Compared with their wooden counterparts, fibreglass boats are cheaper and faster to make, and last longer if they are cared for properly. Fibreglass hulls are also watertight, lightweight and reduce maintenance requirements and costs. They are leak-proof. Naval architect Ramon Binamira Jr., who designed the project’s fibreglass boat model, estimates that the boat’s hull is at least thrice more puncture-resistant than one with an eight to ten millimeter-thick wooden frame.

Bancas for the Philippines Project Manager Toni Munar shared that some fishers had initial reluctance against to building fibreglass bancas – having relied throughout their lives on wooden vessels for food and income.

“Because we introduced a new technology, some trainees were initially not convinced about fibreglass boats as a climate-smart alternative.

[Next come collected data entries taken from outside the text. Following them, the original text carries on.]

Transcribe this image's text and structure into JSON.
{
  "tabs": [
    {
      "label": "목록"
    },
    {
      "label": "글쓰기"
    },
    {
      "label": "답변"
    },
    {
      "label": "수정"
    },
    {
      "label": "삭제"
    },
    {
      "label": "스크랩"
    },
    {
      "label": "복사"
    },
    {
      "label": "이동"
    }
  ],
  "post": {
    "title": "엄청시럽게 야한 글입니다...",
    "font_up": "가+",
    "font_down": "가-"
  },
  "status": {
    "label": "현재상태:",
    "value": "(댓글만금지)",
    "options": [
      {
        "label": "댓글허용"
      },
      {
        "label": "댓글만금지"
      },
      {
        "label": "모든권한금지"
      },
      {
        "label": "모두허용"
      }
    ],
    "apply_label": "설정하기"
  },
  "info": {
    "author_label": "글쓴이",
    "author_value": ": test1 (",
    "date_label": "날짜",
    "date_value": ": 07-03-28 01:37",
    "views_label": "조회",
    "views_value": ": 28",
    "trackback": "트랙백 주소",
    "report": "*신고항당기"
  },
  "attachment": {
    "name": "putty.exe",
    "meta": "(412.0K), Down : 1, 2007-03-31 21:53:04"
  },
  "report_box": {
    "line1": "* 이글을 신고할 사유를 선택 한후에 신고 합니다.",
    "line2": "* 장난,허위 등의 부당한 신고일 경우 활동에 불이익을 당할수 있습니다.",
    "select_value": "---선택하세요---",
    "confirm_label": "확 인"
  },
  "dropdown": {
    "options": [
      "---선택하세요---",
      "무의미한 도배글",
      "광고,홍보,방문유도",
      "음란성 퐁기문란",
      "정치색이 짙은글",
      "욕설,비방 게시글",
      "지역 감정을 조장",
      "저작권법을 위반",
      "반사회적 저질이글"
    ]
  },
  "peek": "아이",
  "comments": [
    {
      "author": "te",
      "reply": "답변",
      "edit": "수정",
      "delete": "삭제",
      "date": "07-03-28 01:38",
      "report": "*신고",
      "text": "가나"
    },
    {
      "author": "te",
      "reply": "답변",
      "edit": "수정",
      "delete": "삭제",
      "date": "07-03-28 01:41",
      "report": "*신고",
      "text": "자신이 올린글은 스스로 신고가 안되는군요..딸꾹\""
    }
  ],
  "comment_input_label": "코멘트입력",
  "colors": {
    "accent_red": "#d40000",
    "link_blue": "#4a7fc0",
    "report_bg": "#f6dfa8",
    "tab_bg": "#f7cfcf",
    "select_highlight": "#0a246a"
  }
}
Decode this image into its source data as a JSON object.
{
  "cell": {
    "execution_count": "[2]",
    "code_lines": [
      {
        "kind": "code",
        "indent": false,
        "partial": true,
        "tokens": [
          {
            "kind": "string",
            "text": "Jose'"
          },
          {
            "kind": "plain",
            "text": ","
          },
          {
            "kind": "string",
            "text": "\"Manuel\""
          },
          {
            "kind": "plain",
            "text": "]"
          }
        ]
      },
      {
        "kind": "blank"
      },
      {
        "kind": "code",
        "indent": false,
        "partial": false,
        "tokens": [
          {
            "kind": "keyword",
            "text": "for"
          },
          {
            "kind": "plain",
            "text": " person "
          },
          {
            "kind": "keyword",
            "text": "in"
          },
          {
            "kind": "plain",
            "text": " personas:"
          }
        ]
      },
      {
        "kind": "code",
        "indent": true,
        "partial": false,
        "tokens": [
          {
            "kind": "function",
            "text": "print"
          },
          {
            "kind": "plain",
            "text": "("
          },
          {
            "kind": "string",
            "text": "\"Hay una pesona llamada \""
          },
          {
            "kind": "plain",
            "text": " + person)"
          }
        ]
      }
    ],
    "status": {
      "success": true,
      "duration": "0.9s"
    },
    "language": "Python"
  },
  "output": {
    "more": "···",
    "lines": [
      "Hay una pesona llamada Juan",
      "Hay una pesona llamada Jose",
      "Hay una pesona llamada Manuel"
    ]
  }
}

But when we did an impact test, they witnessed how fibreglass boats are more durable than what they were accustomed to using. This made better economic sense,” said Munar.

WWF-Philippines’ Monitoring and Evaluation Report also showed a positive response to using fibreglass boats. More than 80 percent of beneficiaries surveyed reported using their own fibreglass bancas for fishing and for monitoring marine sanctuaries.

“It was fantastic to find out that some of the boat-builders had organized themselves and had started to build fiberglass bancas independent of our project, or had developed other locally-appropriate applications of the technology. When we did our Monitoring and Evaluation, it was fulfilling to hear some of the banca recipients report that they were now able to regularly secure enough food to feed their families, which had not been the case in the aftermath of the typhoon,” said Co.

Fighting overfishing and deforestation

Aside from giving hope and transforming the lives of fishers in Haiyan-hit communities, Bancas for the Philippines has also helped reduce existing pressure on our forests and seas.

The Philippines loses about 157,000 hectares of forest cover each year. Relying on wood to rebuild the thousands of damaged boats threatens to upscale deforestation. A fiberglass banca helps curb the country’s dependence on wood as a major boatbuilding component.

Binamira estimated that the project’s fibreglass boat model was is equivalent to 28 board feet of wood. Thus, a thousand fibreglass boats have saved the country at least 28,000 board feet of wood.

The Bureau of Fisheries and Aquatic Resources’ (BFAR) National Stock Assessment Program also showed that 10 out of 13 fishing grounds are already heavily exploited. The project avoided increasing fishing pressure by providing only 15-foot fibreglass boats without engines and by promoting artisanal fishing.

Keeping Hope Afloat

Two years after Haiyan, much remains to be done. Sustainable recovery will be a long process but Bancas for the Philippines is a pioneering initiative that empowers local fishers to chart a climate-resilient future for their families and communities.

Bibot, for example, has built more than 20 fibreglass boats for fishing families in Tolosa and continues to be a source of inspiration for his community.

Concludes Munar, “Bancas for the Philippines has given me a deep sense of hope. While I see its immediate impact on the lives of fibreglass boatmakers and recipients, I also see the project as a viable long-term solution for fishing communities that are highly vulnerable to climate change impacts.”

Indeed, when you give a man some fish, you feed him for a day. But teaching him how to build his own fibreglass boat will help him secure a better future for his family.